Shall I propose the argument for the prosecution? My main issue, actually, is not so much that the new book will be inferior - of course it will - but that it will be written for the Disney generations. Most people reading this will be in the Disney generations, as they started churning out their dross in 1961. Whoops, I lost my journalistic objectivity a little there, didn't I? Like most, I enjoyed the Disney cartoons when I was tiny, but when I discovered EH Shepard's utterly brilliant illustrations, I was outraged - the amount of character and expression he gives with a few tiny pencil lines is astonishing. Disney lost all this subtlety and went for insane Rabbits and hyperactive Tiggers and Gopher (*shudder*)... and made everyone American. I've nothing against Americans, of course, but Winnie-the-Pooh is English! Christopher Robin is English! By all means make Gopher American, since we don't have them in England, and consequently not the Hundred Acre Wood...

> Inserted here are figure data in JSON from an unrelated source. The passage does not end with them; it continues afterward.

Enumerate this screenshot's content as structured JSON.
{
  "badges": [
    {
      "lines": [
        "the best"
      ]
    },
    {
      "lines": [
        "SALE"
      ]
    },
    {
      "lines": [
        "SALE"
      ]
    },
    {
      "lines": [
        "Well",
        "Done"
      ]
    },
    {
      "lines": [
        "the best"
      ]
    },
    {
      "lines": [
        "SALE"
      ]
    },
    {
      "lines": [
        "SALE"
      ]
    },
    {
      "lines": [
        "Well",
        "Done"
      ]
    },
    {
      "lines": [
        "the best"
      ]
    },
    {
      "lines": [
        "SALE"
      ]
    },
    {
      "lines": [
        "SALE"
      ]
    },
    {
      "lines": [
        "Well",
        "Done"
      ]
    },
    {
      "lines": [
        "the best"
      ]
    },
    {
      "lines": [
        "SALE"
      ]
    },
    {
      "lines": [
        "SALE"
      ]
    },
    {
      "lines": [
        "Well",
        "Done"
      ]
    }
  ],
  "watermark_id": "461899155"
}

Sorry, this has veered right off message. My problem is - who will illustrate these stories? Will someone imitate Shepard in the way that someone is imitating Milne? Heaven forefend Disney illustrations...

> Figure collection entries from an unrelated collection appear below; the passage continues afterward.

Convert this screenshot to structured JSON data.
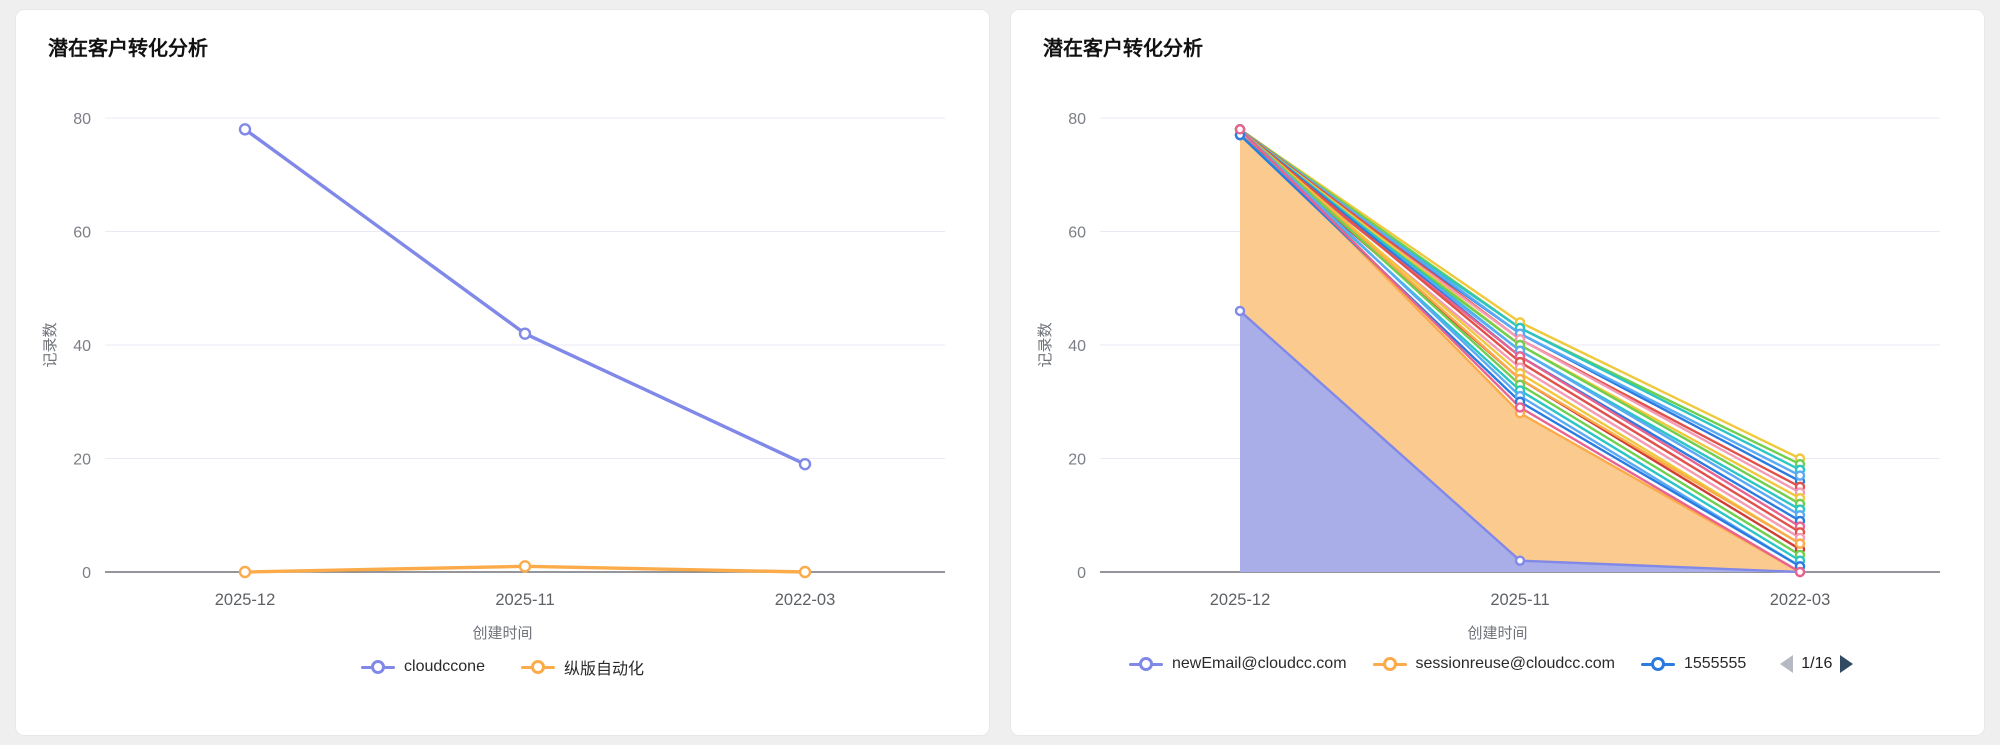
{
  "ui": {
    "axis_color": "#71747c",
    "grid_color": "#e8eaf6",
    "tick_color": "#7b7e85",
    "category_color": "#5e6166",
    "page_background": "#efefef"
  },
  "chart_data": [
    {
      "type": "line",
      "title": "潜在客户转化分析",
      "xlabel": "创建时间",
      "ylabel": "记录数",
      "categories": [
        "2025-12",
        "2025-11",
        "2022-03"
      ],
      "ylim": [
        0,
        80
      ],
      "yticks": [
        0,
        20,
        40,
        60,
        80
      ],
      "grid": true,
      "legend_position": "bottom-center",
      "series": [
        {
          "name": "cloudccone",
          "color": "#8088e8",
          "values": [
            78,
            42,
            19
          ]
        },
        {
          "name": "纵版自动化",
          "color": "#fbab4a",
          "values": [
            0,
            1,
            0
          ]
        }
      ]
    },
    {
      "type": "area",
      "title": "潜在客户转化分析",
      "xlabel": "创建时间",
      "ylabel": "记录数",
      "categories": [
        "2025-12",
        "2025-11",
        "2022-03"
      ],
      "ylim": [
        0,
        80
      ],
      "yticks": [
        0,
        20,
        40,
        60,
        80
      ],
      "grid": true,
      "legend_position": "bottom",
      "legend_pagination": {
        "label": "1/16",
        "prev_enabled": false,
        "next_enabled": true
      },
      "series": [
        {
          "name": "newEmail@cloudcc.com",
          "color": "#8088e8",
          "fill": "#a9aee9",
          "values": [
            46,
            2,
            0
          ]
        },
        {
          "name": "sessionreuse@cloudcc.com",
          "color": "#fbab4a",
          "fill": "#fbca8e",
          "values": [
            78,
            28,
            0
          ]
        },
        {
          "name": "1555555",
          "color": "#2b7be0",
          "values": [
            77,
            42,
            16
          ]
        },
        {
          "name": "",
          "color": "#f0c83c",
          "values": [
            78,
            44,
            20
          ]
        },
        {
          "name": "",
          "color": "#6fcf4e",
          "values": [
            78,
            43,
            19
          ]
        },
        {
          "name": "",
          "color": "#2cc5c5",
          "values": [
            77,
            43,
            18
          ]
        },
        {
          "name": "",
          "color": "#5baaf5",
          "values": [
            78,
            42,
            17
          ]
        },
        {
          "name": "",
          "color": "#e0524a",
          "values": [
            78,
            41,
            15
          ]
        },
        {
          "name": "",
          "color": "#f49bb5",
          "values": [
            77,
            41,
            14
          ]
        },
        {
          "name": "",
          "color": "#f0c83c",
          "values": [
            78,
            40,
            13
          ]
        },
        {
          "name": "",
          "color": "#6fcf4e",
          "values": [
            77,
            40,
            12
          ]
        },
        {
          "name": "",
          "color": "#2cc5c5",
          "values": [
            78,
            39,
            11
          ]
        },
        {
          "name": "",
          "color": "#5baaf5",
          "values": [
            77,
            39,
            10
          ]
        },
        {
          "name": "",
          "color": "#2b7be0",
          "values": [
            78,
            38,
            9
          ]
        },
        {
          "name": "",
          "color": "#e8638f",
          "values": [
            77,
            38,
            8
          ]
        },
        {
          "name": "",
          "color": "#e0524a",
          "values": [
            78,
            37,
            7
          ]
        },
        {
          "name": "",
          "color": "#f49bb5",
          "values": [
            77,
            36,
            6
          ]
        },
        {
          "name": "",
          "color": "#f0c83c",
          "values": [
            78,
            35,
            5
          ]
        },
        {
          "name": "",
          "color": "#cf3f33",
          "values": [
            77,
            34,
            4
          ]
        },
        {
          "name": "",
          "color": "#fbab4a",
          "values": [
            78,
            34,
            5
          ]
        },
        {
          "name": "",
          "color": "#6fcf4e",
          "values": [
            78,
            33,
            3
          ]
        },
        {
          "name": "",
          "color": "#2cc5c5",
          "values": [
            77,
            32,
            2
          ]
        },
        {
          "name": "",
          "color": "#5baaf5",
          "values": [
            78,
            31,
            1
          ]
        },
        {
          "name": "",
          "color": "#2b7be0",
          "values": [
            77,
            30,
            1
          ]
        },
        {
          "name": "",
          "color": "#e8638f",
          "values": [
            78,
            29,
            0
          ]
        }
      ]
    }
  ]
}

Secondly, where is the room for a sequel? The final chapter of The House at Pooh Corner, unutterably sad, ends thus:
"Promise you won't forget about me, ever. Not even when I'm a hundred." [said Christopher Robin]
Pooh thought for a little.
"How old shall I be then?"
"Ninety-nine."
Pooh nodded."I promise," he said.
Still with his eyes on the world, Christopher Robin put out a hand and felt for Pooh's paw.
"Pooh," said Christopher Robin earnestly, "if I--if I'm not quite" he stopped and tried again --". Pooh, whatever happens, you will understand, won't you?"
"Understand what?"
"Oh, nothing." He laughed and jumped to his feet. "Come on!"
"Where?" said Pooh.
"Anywhere," said Christopher Robin.
So they went off together. But wherever they go, and whatever happens to them on the way, in that enchanted place on the top of the Forest a little boy and his Bear will always be playing.
How can they continue after that? Not possible, surely...
Well, I confidently predict that there will be a brief flurry of media attention, quite a few sales (including, let's face it, me) and it will be quietly forgotten in three or four years' time.
What do you think? Excited, horrified, or wholly indifferent?